Telomerase reverse transcriptase promoter mutations in multiple cancers
|Cancer type||Number of cancer cases||Number of TERT mutations*||Number of different types of TERT promoter mutations**||Methods||Ref.|
|C228T||C250T||C228T or C250T|
|Glioma, medulloblastoma, hepatocellular carcinoma, etc.||1230||231 (18.8)||179 (77.5)||48 (20.8)||227 (98.3)||PCR/Sanger sequencing|||
|Bladder cancer, liver cancer, glioma, etc.||1581||426 (26.9)||/||/||/||Whole-genome/low-pass whole-genome sequencing|||
|CNS cancers||1515||327 (21.6)||257 (78.6)||68 (20.8)||325 (99.4)||PCR/bidirectional sequencing|||
|CNS, bladder, thyroid cancers, etc.||741||142 (19.2)||99 (69.6)||43 (30.3)||140 (98.6)||PCR/Sanger sequencing|||
|Urogenital cancers||302||130 (43.0)||100 (76.9)||24 (18.5)||124 (96.4)||PCR/Sanger sequencing|||
|Medulloblastoma||466||98 (21.0)||/||/||/||PCR/Sanger sequencing|||
|Melanoma||287||109 (38.0)||51 (46.8)||40 (36.7)||91 (83.5)||PCR/Sanger sequencing|||
|Bladder cancer||262||218 (83.2)||165 (75.7)||32 (14.7)||197 (90.4)||SNaPshot assay and Sanger sequencing|||
|Melanoma||77||24 (31.2)||7 (29.2)||5 (20.8)||12 (50.0)||High-throughput sequencing/Sanger sequencing|||
|Cancer cell line|
|Melanoma||168||125 (74.4)||46 (36.8)||64 (51.2)||110(88)||High-throughput sequencing/Sanger sequencing|||
|Melanoma, liver, bladder cancers, etc.||150||24 (36.0)||/||/||24(100)||Whole-genome sequencing, Sanger sequencing,|||
|Urothelial bladder cancer||23||20 (87.0)||16 (80.0)||2 (10.0)||18 (90.0)||PCR/Sanger sequencing|||
|Urothelial bladder cancer||32||28 (87.5)||25 (89.3)||3 (10.7)||28(100)||PCR/Sanger sequencing|||
The genomic landscape of HCC involves a number of pathways as well as somatic mutations in a wide range of genes, including TP53, CTNNB1, AXIN1, CDKN2A, ARID2, ARID1A, TSC1/TSC2, RPS6KA3, KEAP1, MLL2, and several epigenetic modifications. Despite the complexity of the genomic landscape of HCC, the single most significant factor is genomic changes on TERT promoter, which include point mutations, hepatitis B virus (HBV) DNA integrations, amplifications and epigenetic modifications. TERT promoter point mutations contribute more frequently (54%-60%) to the reactivation of telomerase in HCC than the exclusively-present HBV insertions in the TERT promoter (10%-15%) and TERT amplification (5%-6%)[6-8]. Therefore, we are going to thoroughly discuss TERT promoter mutations while briefly touching upon other genomic and epigenomic alterations on TERT promoter in HCC.
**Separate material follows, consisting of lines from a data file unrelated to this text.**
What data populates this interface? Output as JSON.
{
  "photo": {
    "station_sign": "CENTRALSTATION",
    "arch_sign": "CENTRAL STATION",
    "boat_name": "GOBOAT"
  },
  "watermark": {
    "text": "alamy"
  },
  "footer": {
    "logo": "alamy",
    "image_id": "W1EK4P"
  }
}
A few prominent studies on HCC demonstrated that TERT promoter mutations were found in about 30%-60% of the total cases[8,39-49]. Consistent with the findings in other cancer types, the two most common mutations were C228T and C250T, and the former was more prevalent than the latter in HCC [Table 2][8,39-47]. As shown in Table 2, there are no cases with both C228T and C250T mutations, which implies that these two hot spot mutations are mutually exclusive. Furthermore, a comprehensive review evaluating the distribution of TERT promoter mutations in 1,939 primary HCC from four continents also showed that TERT promoter mutations had almost the same level of prevalence in all continents, with slightly higher mutation rates in Europe (56.6%) and Africa (53.3%) than in America (40%) and Asia (42.5%), and that C228T mutation was universally more frequent than C250T.
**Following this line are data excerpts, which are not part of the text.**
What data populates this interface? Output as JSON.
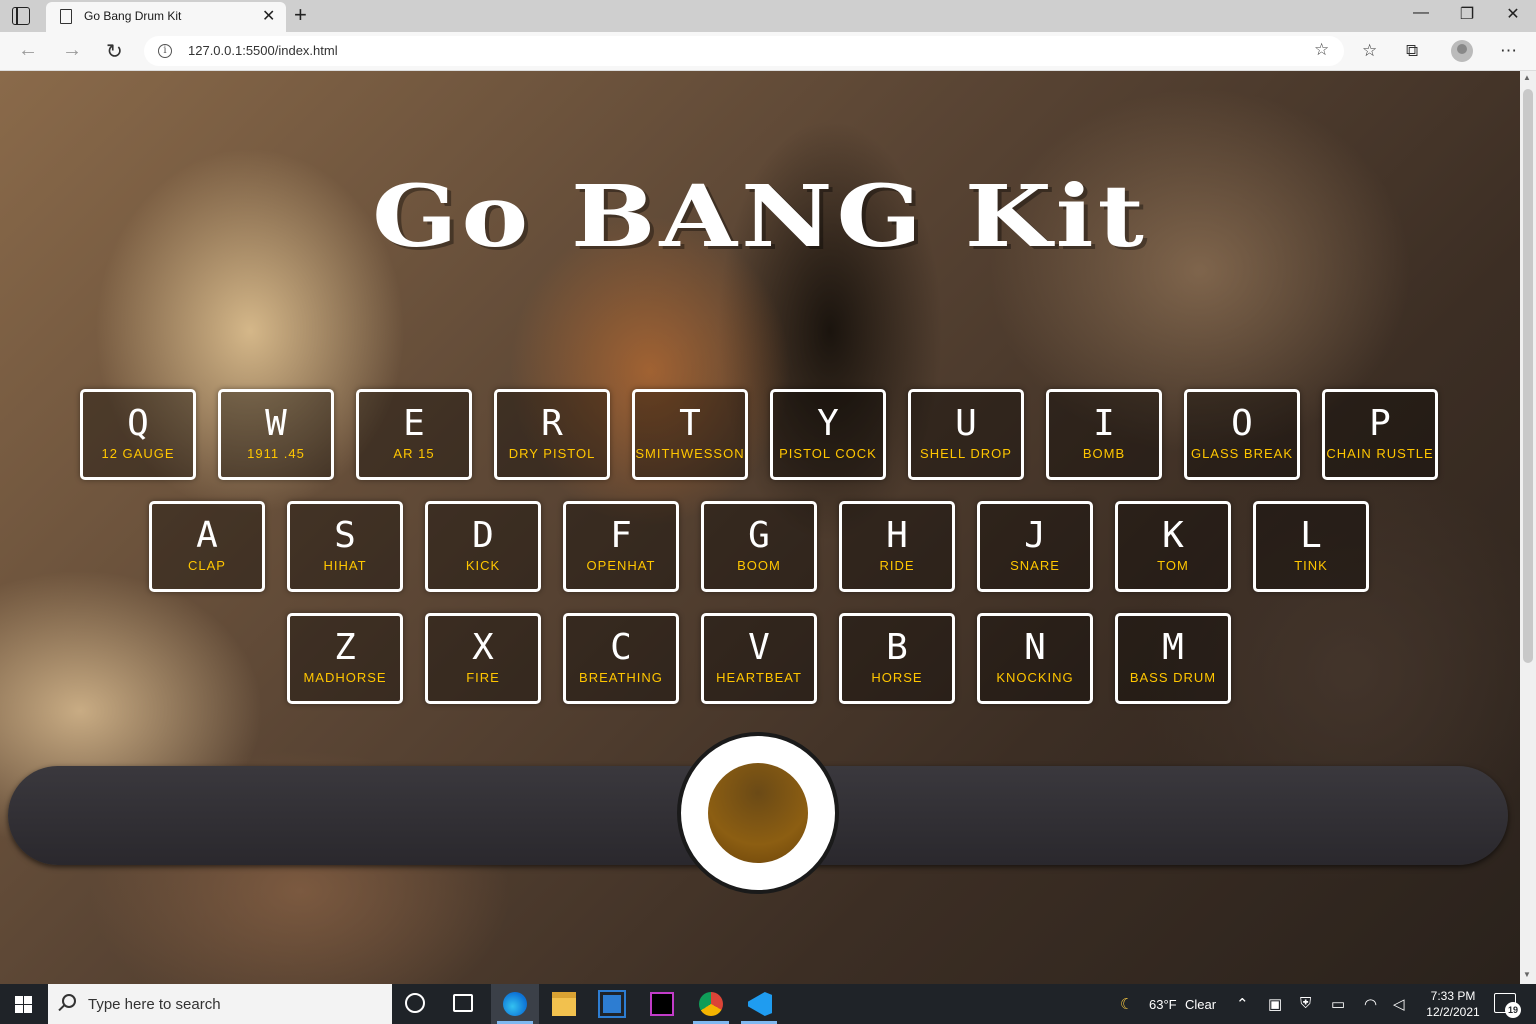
{
  "browser": {
    "tab_title": "Go Bang Drum Kit",
    "url": "127.0.0.1:5500/index.html",
    "close_tab": "✕",
    "new_tab": "+",
    "minimize": "—",
    "maximize": "❐",
    "close_window": "✕",
    "back": "←",
    "forward": "→",
    "refresh": "↻",
    "info": "i"
  },
  "page": {
    "title": "Go BANG Kit",
    "rows": [
      [
        {
          "key": "Q",
          "sound": "12 GAUGE"
        },
        {
          "key": "W",
          "sound": "1911 .45"
        },
        {
          "key": "E",
          "sound": "AR 15"
        },
        {
          "key": "R",
          "sound": "DRY PISTOL"
        },
        {
          "key": "T",
          "sound": "SMITHWESSON"
        },
        {
          "key": "Y",
          "sound": "PISTOL COCK"
        },
        {
          "key": "U",
          "sound": "SHELL DROP"
        },
        {
          "key": "I",
          "sound": "BOMB"
        },
        {
          "key": "O",
          "sound": "GLASS BREAK"
        },
        {
          "key": "P",
          "sound": "CHAIN RUSTLE"
        }
      ],
      [
        {
          "key": "A",
          "sound": "CLAP"
        },
        {
          "key": "S",
          "sound": "HIHAT"
        },
        {
          "key": "D",
          "sound": "KICK"
        },
        {
          "key": "F",
          "sound": "OPENHAT"
        },
        {
          "key": "G",
          "sound": "BOOM"
        },
        {
          "key": "H",
          "sound": "RIDE"
        },
        {
          "key": "J",
          "sound": "SNARE"
        },
        {
          "key": "K",
          "sound": "TOM"
        },
        {
          "key": "L",
          "sound": "TINK"
        }
      ],
      [
        {
          "key": "Z",
          "sound": "MADHORSE"
        },
        {
          "key": "X",
          "sound": "FIRE"
        },
        {
          "key": "C",
          "sound": "BREATHING"
        },
        {
          "key": "V",
          "sound": "HEARTBEAT"
        },
        {
          "key": "B",
          "sound": "HORSE"
        },
        {
          "key": "N",
          "sound": "KNOCKING"
        },
        {
          "key": "M",
          "sound": "BASS DRUM"
        }
      ]
    ],
    "slider": {
      "value_fraction": 0.5,
      "accent": "#8c5e12"
    }
  },
  "taskbar": {
    "search_placeholder": "Type here to search",
    "weather_temp": "63°F",
    "weather_text": "Clear",
    "time": "7:33 PM",
    "date": "12/2/2021",
    "notification_count": "19"
  },
  "colors": {
    "key_label": "#ffc600",
    "key_border": "#ffffff",
    "taskbar": "#1f2328"
  }
}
Telomerase reverse transcriptase promoter mutations in hepatocellular carcinoma
|Number of HCC cases||Number of TERT mutations (%)||Number of different types of TERT promoter mutations (%*)||Methods||Ref.|
|C228T||C250T||C250T or C228T|
|469||254 (54.2)||236 (92.9)||11 (4.3)||247 (97.2)||PCR/bidirectional sequencing|||
|316||103 (32.6)||96 (93.2)||5 (4.9)||101 (98.1)||PCR/Sanger sequencing|||
|305||179 (58.7)||166 (92.7)||11 (6.1)||177 (98.9)||PCR/Sanger sequencing|||
|276||85 (30.8)||84 (98.8)||1 (1.2)||85(100)||PCR/Sanger sequencing|||
|196||87 (44.4)||/||/||/||Whole-genome sequencing|||
|195||57 (29.5)||54 (94.7)||3 (5.3)||57(100)||PCR/Sanger sequencing|||
|160||46 (28.8)||32 (69.6)||14 (30.4)||46(100)||PCR/Sanger sequencing|||
|44||15 (34.1)||10(66)||5(34)||15(100)||PCR/Sanger Sequencing|||
|190||57 (30.0)||50 (87.7)||7 (12.3)||57(100)||PCR/bidirectional sequencing|||
|127||64 (50.4)||62 (96.9)||2 (3.2)||64(100)||PCR/Sanger sequencing|||
|123||45 (36.6)||43 (95.6)||2 (4.4)||45(100)||PCR/Sanger sequencing|||
|125||85 (68.0)||/||/||/||PCR/Sanger sequencing|||
Apart from the high frequency of TERT promoter mutations in HCC, another piece of useful information indicated by several lines of evidence is that TERT promoter mutations are associated with a few factors, including virus status, gender, age and tumor size of the patients. TERT promoter mutations were more frequent in HCC patients infected with hepatitis C virus[7,8,39,41,42,47,48,50] than in those infected by HBV. One study suggested that this phenomenon could be explained by the high rate of HBV DNA insertions in the TERT promoter. Furthermore, several studies reported higher TERT promoter mutations rate in men[7,39,42], in older patients[7,50], in patients with smoking, in patients with smaller tumors, in patients with low serum levels of alpha-fetoprotein, and in patients with CTNNB1 mutations[8,42,47], while other papers either disagreed with or did not find these associations.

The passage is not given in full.